O ponto de vista metodológico, foi identificado um conjunto de questões de investigação as quais se agrupam dentro de duas linhas principais de investigação: 1) o mapeamento da história das EPrM, com especial incidência nas três mencionadas, e dos CMPu, designadamente do Conservatório de Música do Porto e Conservatório de Música de Braga durante este mesmo período, e 2) o mapeamento dos resultados com o objetivo de encontrar evidências que sugiram que estas escolas foram capazes de produzir mudanças significativas no panorama musical, educacional e social português quando comparadas com as evidências obtidas pelo ensino tradicional dos conservatórios de música (emergência de músicos solistas, orquestra, música de câmara, escolas, práticas pedagógicas, professores, audiências locais e mudanças culturais e sociais).

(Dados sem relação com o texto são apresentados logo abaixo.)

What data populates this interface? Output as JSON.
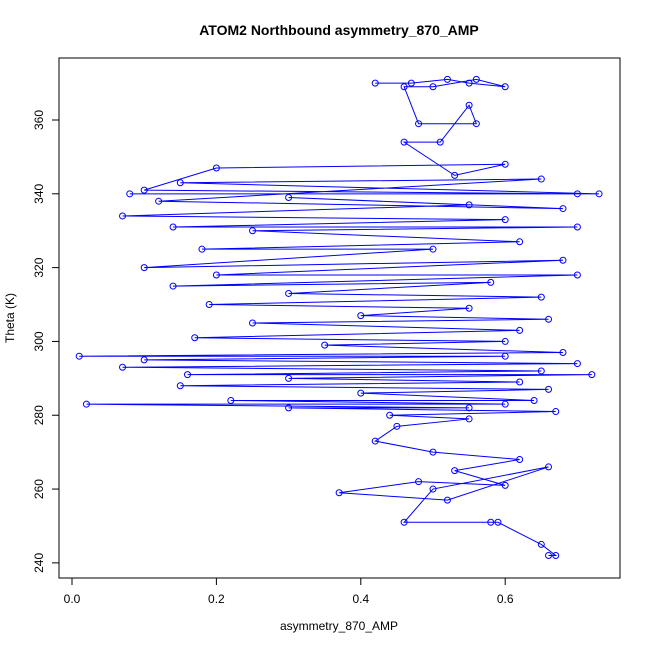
{
  "chart_data": {
    "type": "line",
    "title": "ATOM2 Northbound asymmetry_870_AMP",
    "x_label": "asymmetry_870_AMP",
    "y_label": "Theta (K)",
    "color": "#0000ff",
    "markers": true,
    "x": [
      0.42,
      0.47,
      0.52,
      0.55,
      0.6,
      0.56,
      0.5,
      0.46,
      0.48,
      0.56,
      0.55,
      0.51,
      0.46,
      0.53,
      0.6,
      0.2,
      0.1,
      0.7,
      0.08,
      0.73,
      0.15,
      0.65,
      0.12,
      0.68,
      0.3,
      0.55,
      0.07,
      0.6,
      0.14,
      0.7,
      0.25,
      0.62,
      0.18,
      0.5,
      0.1,
      0.68,
      0.2,
      0.7,
      0.14,
      0.58,
      0.3,
      0.65,
      0.19,
      0.55,
      0.4,
      0.66,
      0.25,
      0.62,
      0.17,
      0.6,
      0.35,
      0.68,
      0.01,
      0.6,
      0.1,
      0.7,
      0.07,
      0.65,
      0.16,
      0.72,
      0.3,
      0.62,
      0.15,
      0.66,
      0.4,
      0.64,
      0.22,
      0.6,
      0.02,
      0.55,
      0.3,
      0.67,
      0.44,
      0.55,
      0.45,
      0.42,
      0.5,
      0.62,
      0.53,
      0.6,
      0.48,
      0.37,
      0.52,
      0.66,
      0.5,
      0.46,
      0.58,
      0.59,
      0.65,
      0.67,
      0.66
    ],
    "y": [
      370,
      370,
      371,
      370,
      369,
      371,
      369,
      369,
      359,
      359,
      364,
      354,
      354,
      345,
      348,
      347,
      341,
      340,
      340,
      340,
      343,
      344,
      338,
      336,
      339,
      337,
      334,
      333,
      331,
      331,
      330,
      327,
      325,
      325,
      320,
      322,
      318,
      318,
      315,
      316,
      313,
      312,
      310,
      309,
      307,
      306,
      305,
      303,
      301,
      300,
      299,
      297,
      296,
      296,
      295,
      294,
      293,
      292,
      291,
      291,
      290,
      289,
      288,
      287,
      286,
      284,
      284,
      283,
      283,
      282,
      282,
      281,
      280,
      279,
      277,
      273,
      270,
      268,
      265,
      261,
      262,
      259,
      257,
      266,
      260,
      251,
      251,
      251,
      245,
      242,
      242
    ],
    "xlim": [
      -0.018,
      0.759
    ],
    "ylim": [
      235.9,
      376.8
    ],
    "xticks": [
      {
        "value": 0,
        "label": "0.0"
      },
      0.2,
      0.4,
      0.6
    ],
    "yticks": [
      240,
      260,
      280,
      300,
      320,
      340,
      360
    ]
  }
}
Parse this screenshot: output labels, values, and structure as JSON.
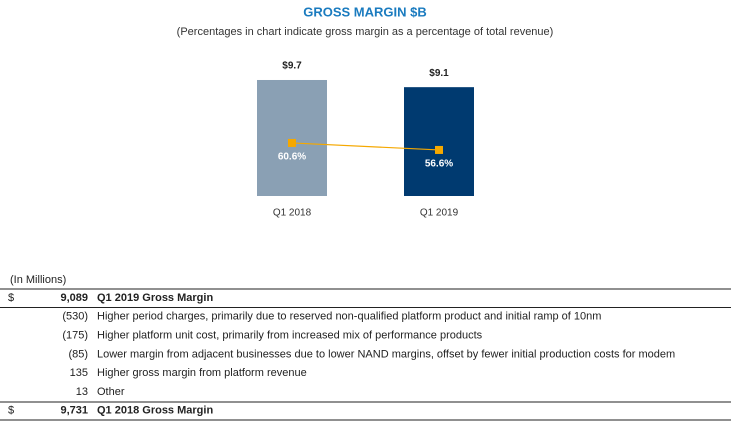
{
  "chart_data": {
    "type": "bar",
    "title": "GROSS MARGIN $B",
    "subtitle": "(Percentages in chart indicate gross margin as a percentage of total revenue)",
    "categories": [
      "Q1 2018",
      "Q1 2019"
    ],
    "series": [
      {
        "type": "bar",
        "values": [
          9.7,
          9.1
        ],
        "value_labels": [
          "$9.7",
          "$9.1"
        ],
        "colors": [
          "#8aa0b4",
          "#003a70"
        ]
      },
      {
        "type": "line",
        "values": [
          60.6,
          56.6
        ],
        "value_labels": [
          "60.6%",
          "56.6%"
        ],
        "color": "#f5a800"
      }
    ]
  },
  "table": {
    "unit_note": "(In Millions)",
    "rows": [
      {
        "currency": "$",
        "amount": "9,089",
        "label": "Q1 2019 Gross Margin"
      },
      {
        "amount": "(530)",
        "label": "Higher period charges, primarily due to reserved non-qualified platform product and initial ramp of 10nm"
      },
      {
        "amount": "(175)",
        "label": "Higher platform unit cost, primarily from increased mix of performance products"
      },
      {
        "amount": "(85)",
        "label": "Lower margin from adjacent businesses due to lower NAND margins, offset by fewer initial production costs for modem"
      },
      {
        "amount": "135",
        "label": "Higher gross margin from platform revenue"
      },
      {
        "amount": "13",
        "label": "Other"
      },
      {
        "currency": "$",
        "amount": "9,731",
        "label": "Q1 2018 Gross Margin"
      }
    ]
  }
}
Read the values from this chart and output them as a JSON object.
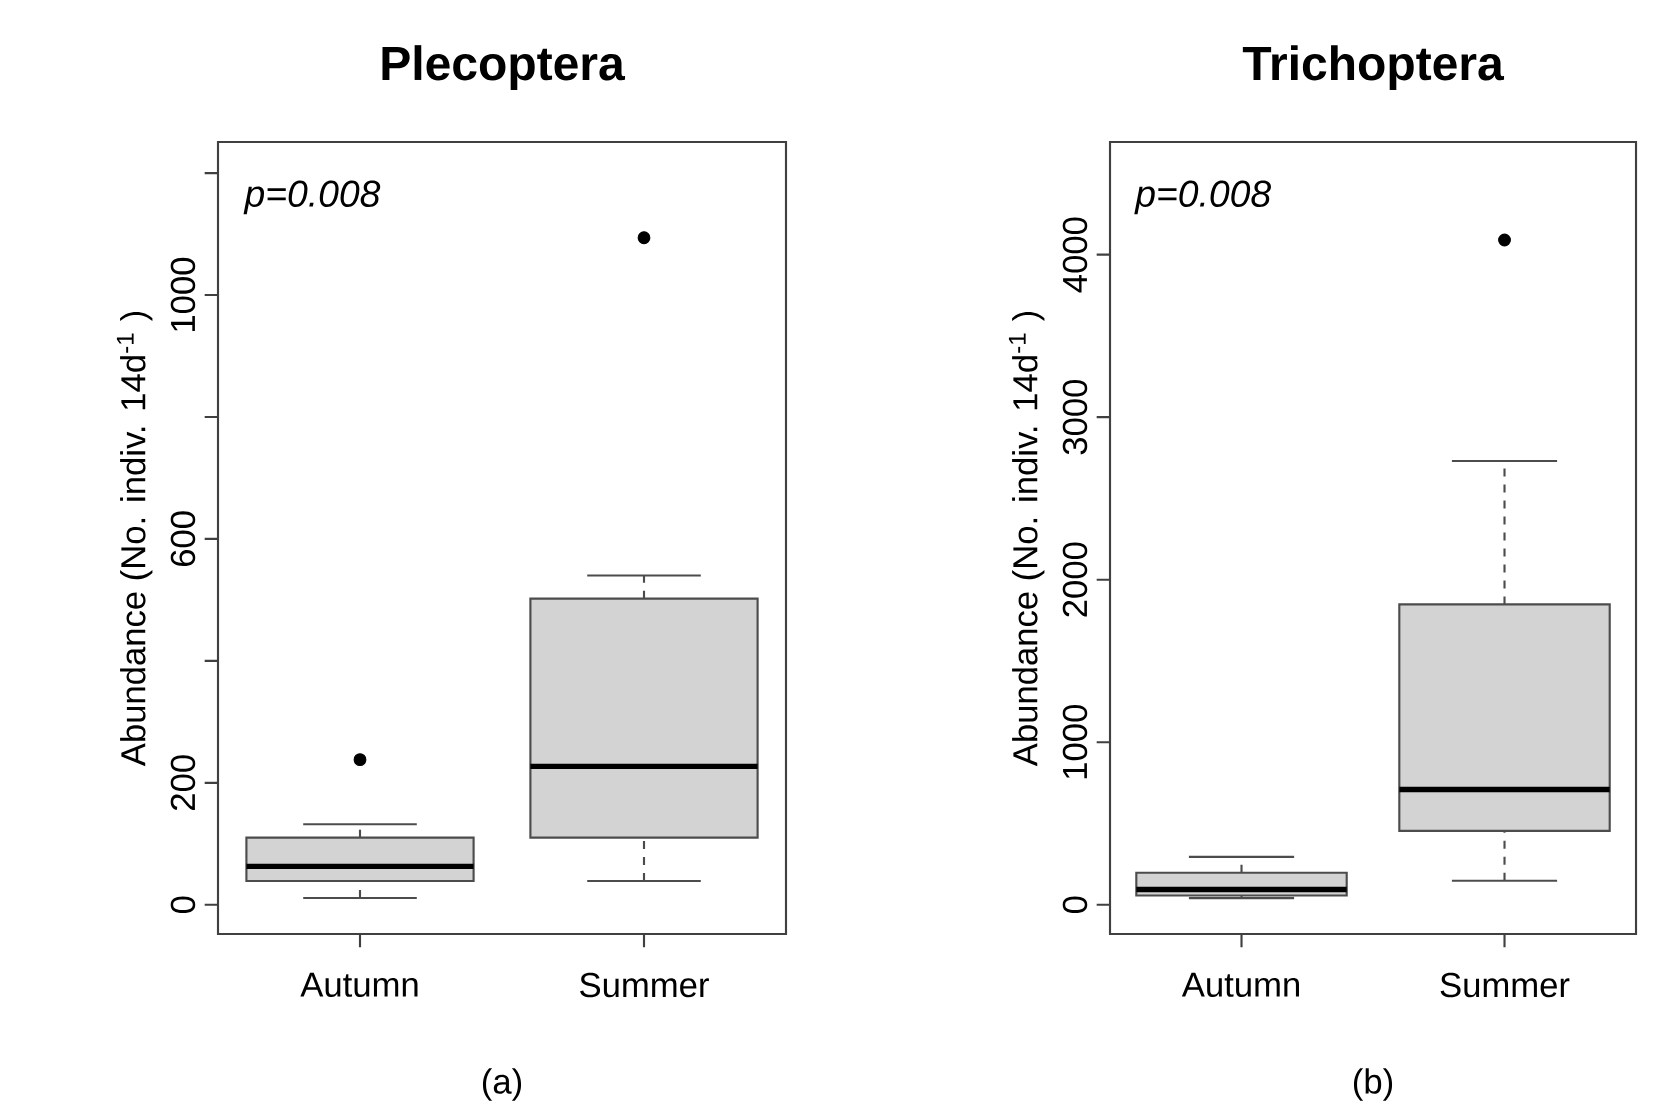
{
  "chart_data": [
    {
      "type": "box",
      "title": "Plecoptera",
      "ylabel": "Abundance  (No. indiv. 14d$^{-1}$ )",
      "categories": [
        "Autumn",
        "Summer"
      ],
      "series": [
        {
          "color": "#d3d3d3",
          "boxes": [
            {
              "low": 11,
              "q1": 39,
              "median": 63,
              "q3": 110,
              "high": 132,
              "outliers": [
                238
              ]
            },
            {
              "low": 39,
              "q1": 110,
              "median": 227,
              "q3": 502,
              "high": 540,
              "outliers": [
                1094
              ]
            }
          ]
        }
      ],
      "ylim": [
        -48,
        1251
      ],
      "yticks": [
        0,
        200,
        {
          "value": 400,
          "label": null
        },
        600,
        {
          "value": 800,
          "label": null
        },
        1000,
        {
          "value": 1200,
          "label": null
        }
      ],
      "annotations": [
        "p=0.008",
        "(a)"
      ]
    },
    {
      "type": "box",
      "title": "Trichoptera",
      "ylabel": "Abundance  (No. indiv. 14d$^{-1}$ )",
      "categories": [
        "Autumn",
        "Summer"
      ],
      "series": [
        {
          "color": "#d3d3d3",
          "boxes": [
            {
              "low": 41,
              "q1": 57,
              "median": 94,
              "q3": 197,
              "high": 295
            },
            {
              "low": 148,
              "q1": 455,
              "median": 709,
              "q3": 1848,
              "high": 2730,
              "outliers": [
                4090
              ]
            }
          ]
        }
      ],
      "ylim": [
        -180,
        4693
      ],
      "yticks": [
        0,
        1000,
        2000,
        3000,
        4000
      ],
      "annotations": [
        "p=0.008",
        "(b)"
      ]
    }
  ]
}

A abordagem destas questões será feita de acordo com uma metodologia multi-métodos (Cresswell & Clark, 2007) concretizada através de um estudo multicasos (Sloboda, 2018). Será construído um conjunto de métodos complementares incluindo uma análise extensiva de documentos, construção de questionários e de entrevistas semiestruturadas e não estruturadas. Em relação aos antigos e atuais estudantes, tanto da EPrM como do CMPu, o projeto prevê a concretização de trinta retratos sociológicos, uma metodologia desenvolvida pelo sociólogo francês Bernard Lahire (2002, 2003 e 2010). Os retratos sociológicos permitem uma aproximação às histórias de vida dos participantes ou, no mínimo, aos momentos-chave nas suas trajetórias, tendo em conta a sua socialização no âmbito de um dado projeto musical, bem como a internalização de disposições e competências potencialmente úteis em outras dimensões das suas vidas.

O projeto conta com uma equipa de investigação com perfis diversificados nas seguintes áreas: Ciências da Educação, Didática e Pedagogia da Música, Teoria, Análise e Formação Musical e Ensino do Instrumento. Assim, espera-se desvendar uma realidade tão complexa quanto profundamente significativa e que parece ter sido fundamental para o desenvolvimento em Portugal da educação em música com uma incidência particular na música instrumental.